Order to bomb Hiroshima on display

It’s just a few cryptic notations on a yellowed sheet of paper, but it changed the course of history. 

Order to bomb Hiroshima on display

An original copy of the operations order for dropping an atomic bomb on Hiroshima on August 6, 1945, is on display at the Museum of World War II, as the 70th anniversary of the attack was marked yesterday.

The Hiroshima bombing, and its aftermath, killed 140,000 people, ending the deadliest conflict in history and ushering in the atomic age. “To me, it’s a glimpse into what went on that day,” says Kenneth Rendell, founder of the private museum in the Boston suburb of Natick. “The average person does not realise what one of these missions would be like. I think it just humanises everything.”

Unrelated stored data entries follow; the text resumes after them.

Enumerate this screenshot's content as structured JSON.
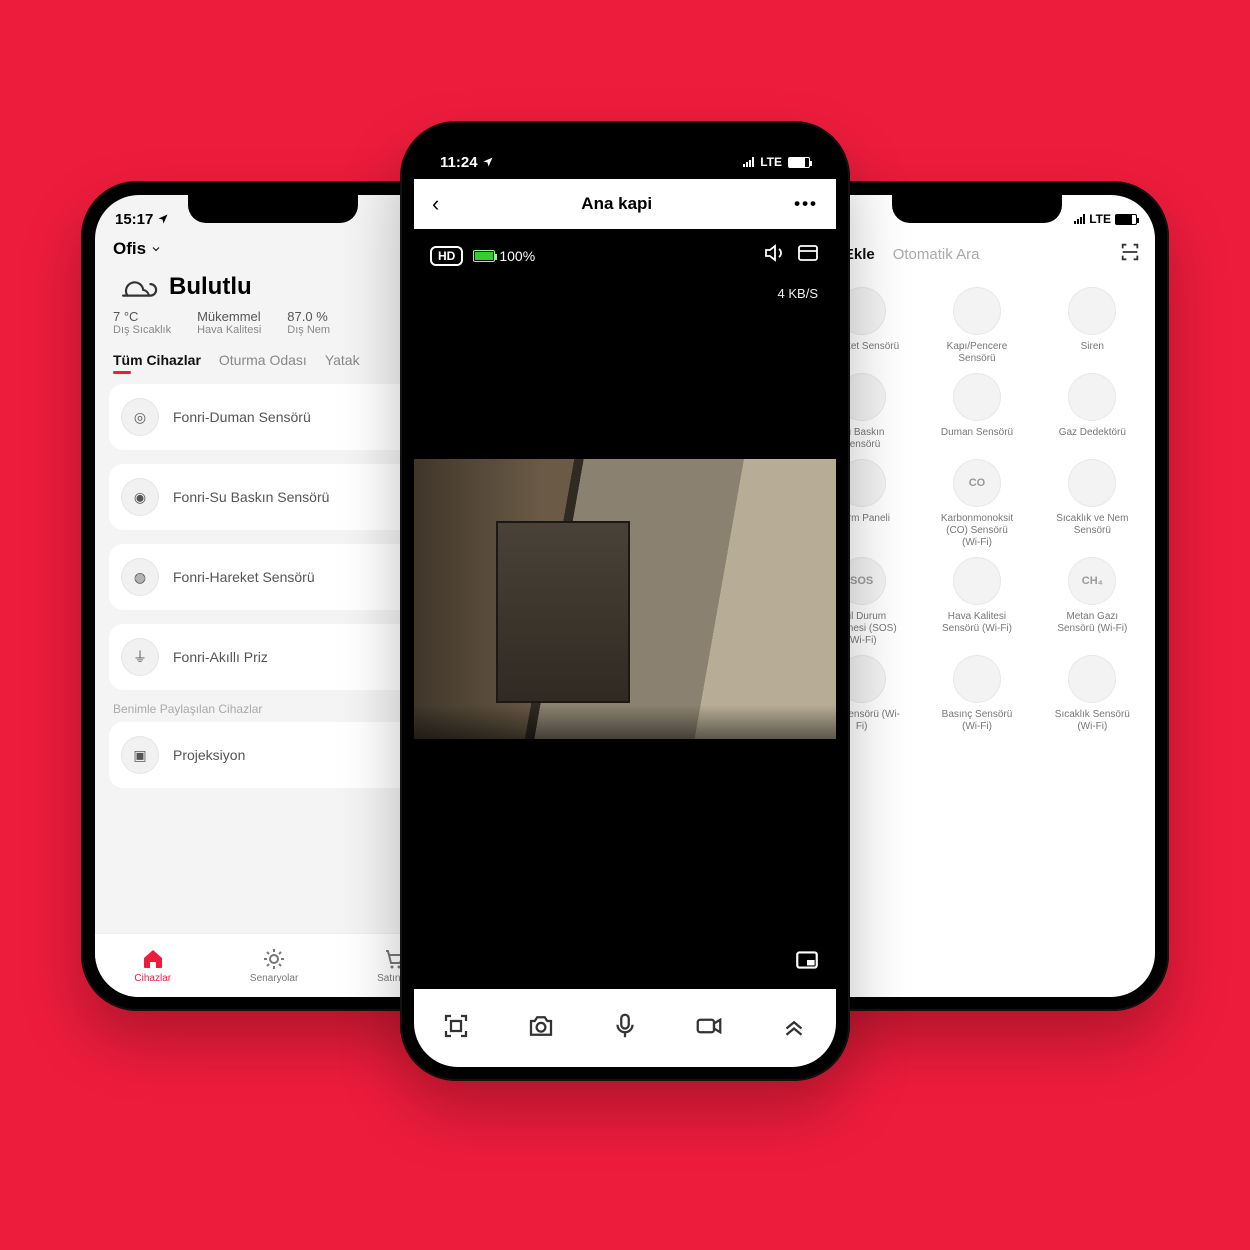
{
  "left": {
    "status_time": "15:17",
    "location_title": "Ofis",
    "weather_desc": "Bulutlu",
    "metrics": {
      "temp": "7 °C",
      "temp_lbl": "Dış Sıcaklık",
      "air": "Mükemmel",
      "air_lbl": "Hava Kalitesi",
      "hum": "87.0 %",
      "hum_lbl": "Dış Nem"
    },
    "room_tabs": {
      "active": "Tüm Cihazlar",
      "second": "Oturma Odası",
      "third": "Yatak"
    },
    "devices": [
      "Fonri-Duman Sensörü",
      "Fonri-Su Baskın Sensörü",
      "Fonri-Hareket Sensörü",
      "Fonri-Akıllı Priz"
    ],
    "shared_header": "Benimle Paylaşılan Cihazlar",
    "shared_device": "Projeksiyon",
    "bottom_nav": {
      "devices": "Cihazlar",
      "scenarios": "Senaryolar",
      "buy": "Satın Al"
    }
  },
  "center": {
    "status_time": "11:24",
    "net_label": "LTE",
    "header_title": "Ana kapi",
    "hd_label": "HD",
    "battery_pct": "100%",
    "bitrate": "4 KB/S"
  },
  "right": {
    "net_label": "LTE",
    "tabs": {
      "active": "Elle Ekle",
      "inactive": "Otomatik Ara"
    },
    "items": [
      {
        "name": "Hareket Sensörü",
        "badge": ""
      },
      {
        "name": "Kapı/Pencere Sensörü",
        "badge": ""
      },
      {
        "name": "Siren",
        "badge": ""
      },
      {
        "name": "Su Baskın Sensörü",
        "badge": ""
      },
      {
        "name": "Duman Sensörü",
        "badge": ""
      },
      {
        "name": "Gaz Dedektörü",
        "badge": ""
      },
      {
        "name": "Alarm Paneli",
        "badge": ""
      },
      {
        "name": "Karbonmonoksit (CO) Sensörü (Wi-Fi)",
        "badge": "CO"
      },
      {
        "name": "Sıcaklık ve Nem Sensörü",
        "badge": ""
      },
      {
        "name": "Acil Durum Düğmesi (SOS) (Wi-Fi)",
        "badge": "SOS"
      },
      {
        "name": "Hava Kalitesi Sensörü (Wi-Fi)",
        "badge": ""
      },
      {
        "name": "Metan Gazı Sensörü (Wi-Fi)",
        "badge": "CH₄"
      },
      {
        "name": "Işık Sensörü (Wi-Fi)",
        "badge": ""
      },
      {
        "name": "Basınç Sensörü (Wi-Fi)",
        "badge": ""
      },
      {
        "name": "Sıcaklık Sensörü (Wi-Fi)",
        "badge": ""
      }
    ]
  }
}
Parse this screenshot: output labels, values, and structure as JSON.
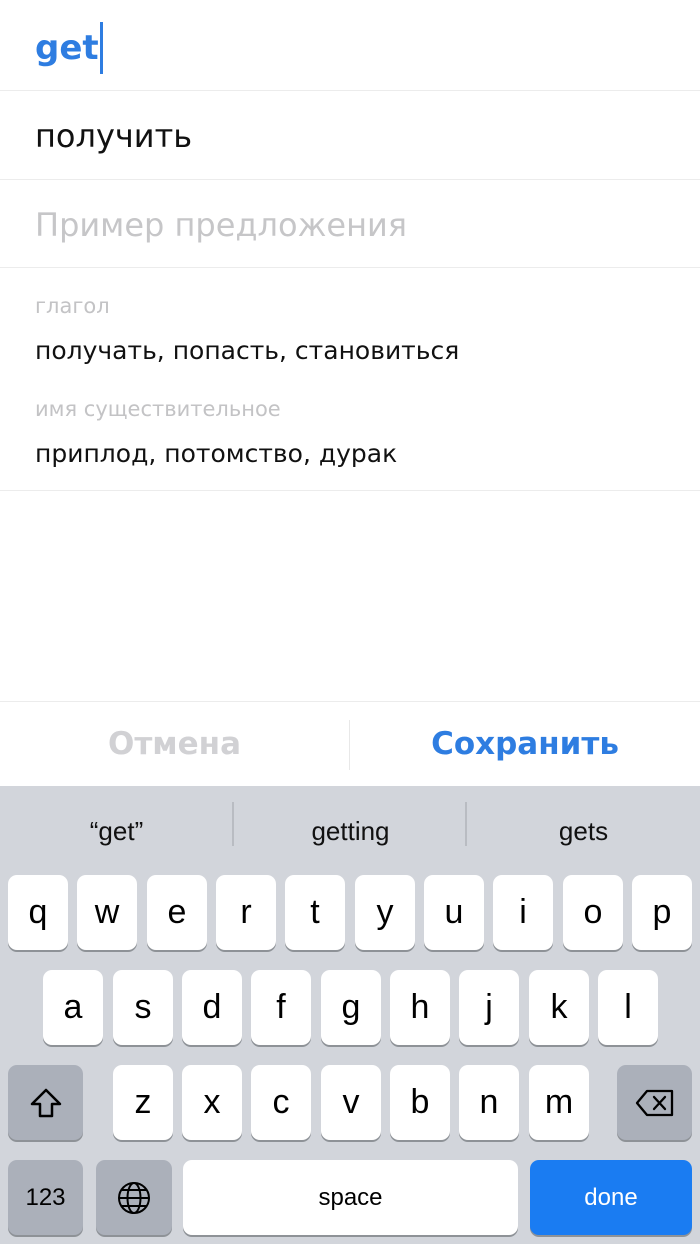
{
  "entry": {
    "word": "get",
    "translation": "получить",
    "example_placeholder": "Пример предложения",
    "groups": [
      {
        "pos": "глагол",
        "words": "получать, попасть, становиться"
      },
      {
        "pos": "имя существительное",
        "words": "приплод, потомство, дурак"
      }
    ]
  },
  "actions": {
    "cancel": "Отмена",
    "save": "Сохранить"
  },
  "keyboard": {
    "suggestions": [
      "“get”",
      "getting",
      "gets"
    ],
    "row1": [
      "q",
      "w",
      "e",
      "r",
      "t",
      "y",
      "u",
      "i",
      "o",
      "p"
    ],
    "row2": [
      "a",
      "s",
      "d",
      "f",
      "g",
      "h",
      "j",
      "k",
      "l"
    ],
    "row3": [
      "z",
      "x",
      "c",
      "v",
      "b",
      "n",
      "m"
    ],
    "numbers_label": "123",
    "space_label": "space",
    "done_label": "done"
  },
  "colors": {
    "accent": "#2e7de1",
    "done_key": "#1a7cf2"
  }
}
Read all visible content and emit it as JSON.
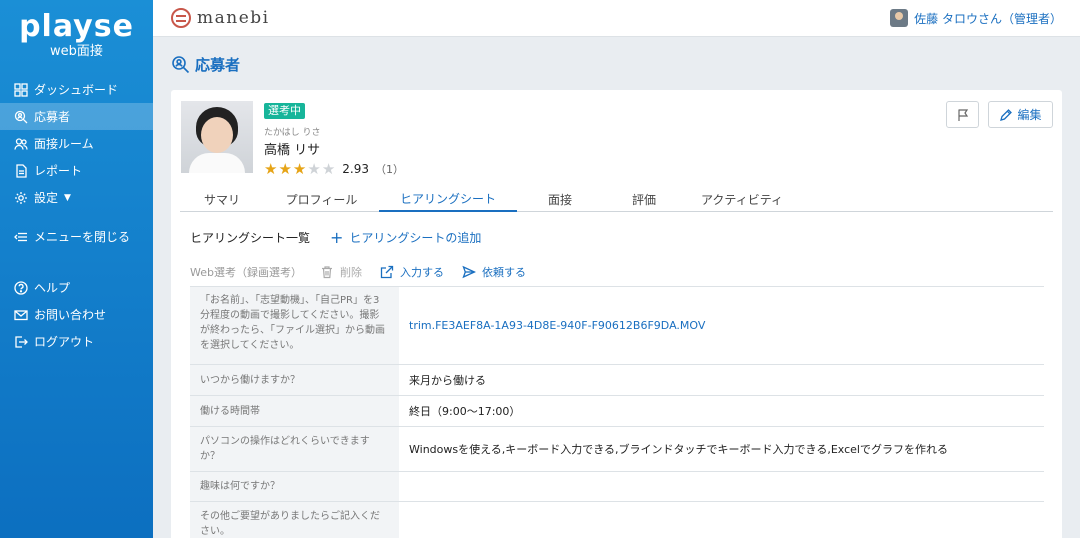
{
  "sidebar": {
    "logo": "playse",
    "subtitle": "web面接",
    "items": [
      {
        "label": "ダッシュボード"
      },
      {
        "label": "応募者"
      },
      {
        "label": "面接ルーム"
      },
      {
        "label": "レポート"
      },
      {
        "label": "設定"
      },
      {
        "label": "メニューを閉じる"
      },
      {
        "label": "ヘルプ"
      },
      {
        "label": "お問い合わせ"
      },
      {
        "label": "ログアウト"
      }
    ]
  },
  "topbar": {
    "brand": "manebi",
    "user_name": "佐藤 タロウさん（管理者）"
  },
  "page": {
    "title": "応募者"
  },
  "applicant": {
    "status": "選考中",
    "name_kana": "たかはし りさ",
    "name": "高橋 リサ",
    "rating": 2.93,
    "rating_text": "2.93",
    "rating_count": "（1）",
    "stars": [
      true,
      true,
      true,
      false,
      false
    ],
    "edit_label": "編集"
  },
  "tabs": [
    {
      "label": "サマリ"
    },
    {
      "label": "プロフィール"
    },
    {
      "label": "ヒアリングシート"
    },
    {
      "label": "面接"
    },
    {
      "label": "評価"
    },
    {
      "label": "アクティビティ"
    }
  ],
  "active_tab": "ヒアリングシート",
  "hearing": {
    "list_title": "ヒアリングシート一覧",
    "add_label": "ヒアリングシートの追加",
    "sheet_title": "Web選考（録画選考）",
    "delete_label": "削除",
    "input_label": "入力する",
    "request_label": "依頼する",
    "rows": [
      {
        "question": "「お名前」、「志望動機」、「自己PR」を3分程度の動画で撮影してください。撮影が終わったら、「ファイル選択」から動画を選択してください。",
        "answer": "trim.FE3AEF8A-1A93-4D8E-940F-F90612B6F9DA.MOV"
      },
      {
        "question": "いつから働けますか？",
        "answer": "来月から働ける"
      },
      {
        "question": "働ける時間帯",
        "answer": "終日（9:00〜17:00）"
      },
      {
        "question": "パソコンの操作はどれくらいできますか？",
        "answer": "Windowsを使える,キーボード入力できる,ブラインドタッチでキーボード入力できる,Excelでグラフを作れる"
      },
      {
        "question": "趣味は何ですか？",
        "answer": ""
      },
      {
        "question": "その他ご要望がありましたらご記入ください。",
        "answer": ""
      }
    ]
  },
  "colors": {
    "sidebar": "#1b8fd6",
    "accent": "#1a6fc0",
    "status_badge": "#17b59a",
    "star_on": "#e6a417",
    "star_off": "#cfd3d7"
  }
}
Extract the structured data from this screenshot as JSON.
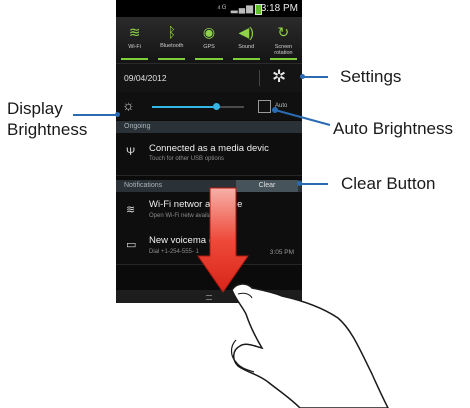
{
  "status_bar": {
    "time": "3:18 PM",
    "icons": "⁴ᴳ ▂▄▆"
  },
  "toggles": [
    {
      "label": "Wi-Fi",
      "icon": "wifi-icon",
      "glyph": "≋"
    },
    {
      "label": "Bluetooth",
      "icon": "bluetooth-icon",
      "glyph": "ᛒ"
    },
    {
      "label": "GPS",
      "icon": "gps-icon",
      "glyph": "◉"
    },
    {
      "label": "Sound",
      "icon": "sound-icon",
      "glyph": "◀)"
    },
    {
      "label": "Screen rotation",
      "icon": "rotation-icon",
      "glyph": "↻"
    }
  ],
  "date_row": {
    "date": "09/04/2012",
    "settings_icon": "gear-icon",
    "settings_glyph": "✲"
  },
  "brightness": {
    "level": 0.7,
    "auto_label": "Auto",
    "sun_glyph": "☼"
  },
  "ongoing": {
    "header": "Ongoing",
    "title": "Connected as a media devic",
    "subtitle": "Touch for other USB options",
    "icon_glyph": "Ψ"
  },
  "notifications": {
    "header": "Notifications",
    "clear_label": "Clear",
    "items": [
      {
        "title": "Wi-Fi networ     available",
        "subtitle": "Open Wi-Fi netw       available",
        "time": "",
        "icon_glyph": "≋"
      },
      {
        "title": "New voicema     (1)",
        "subtitle": "Dial +1-254-555-    1",
        "time": "3:05 PM",
        "icon_glyph": "▭"
      }
    ]
  },
  "callouts": {
    "settings": "Settings",
    "display_brightness_1": "Display",
    "display_brightness_2": "Brightness",
    "auto_brightness": "Auto Brightness",
    "clear_button": "Clear Button"
  },
  "colors": {
    "accent_green": "#7fcf3a",
    "slider_blue": "#33b5e5",
    "callout_blue": "#2a6bb3",
    "arrow_red": "#e8322a"
  }
}
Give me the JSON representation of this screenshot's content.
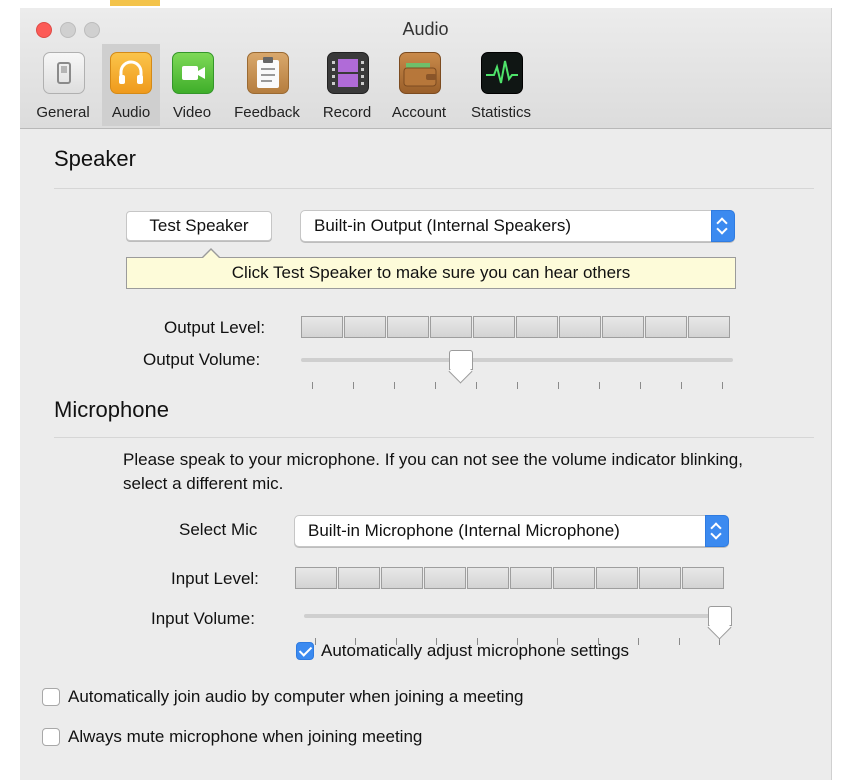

The simple, careworn document bears little indication of the importance of the mission. There’s no mention of the Enola Gay, the B-29 bomber that dropped the bomb, or of the infamous bomb itself, codenamed ‘Little Boy.’ Under a section describing the types of bombs the plane would be carrying, the order bears just one word: “special.” The Enola Gay is listed only by its identification number, 82, and the last name of its pilot, Paul Tibbets. The operations order is a sequence of events for crew members of the nine planes involved in the bombing, such as when to attend prayer services, rise from bed, eat, attend briefings and take flight for Japan.

The museum, which Rendell established in 1999, also has a copy of a similarly nondescript order for the atomic bomb, which was dropped on Nagasaki three days later, on August 9. That blast, and its aftermath, killed 80,000 people, prompting Japan to surrender on August 15.

Rendell, who has amassed a trove of World War II artifacts, says he purchased the operations orders two decades ago, from the family of Jacob Beser, a radar and electronics specialist who was the only man to have flown both bombing missions. Beser died in 1992.

Other items in the exhibit also were purchased from the family of crew members. For example, there are personal effects from Enola Gay’s navigator, Theodore ‘Dutch’ VanKirk, who was the last surviving crew member, before he died last year at the age of 93.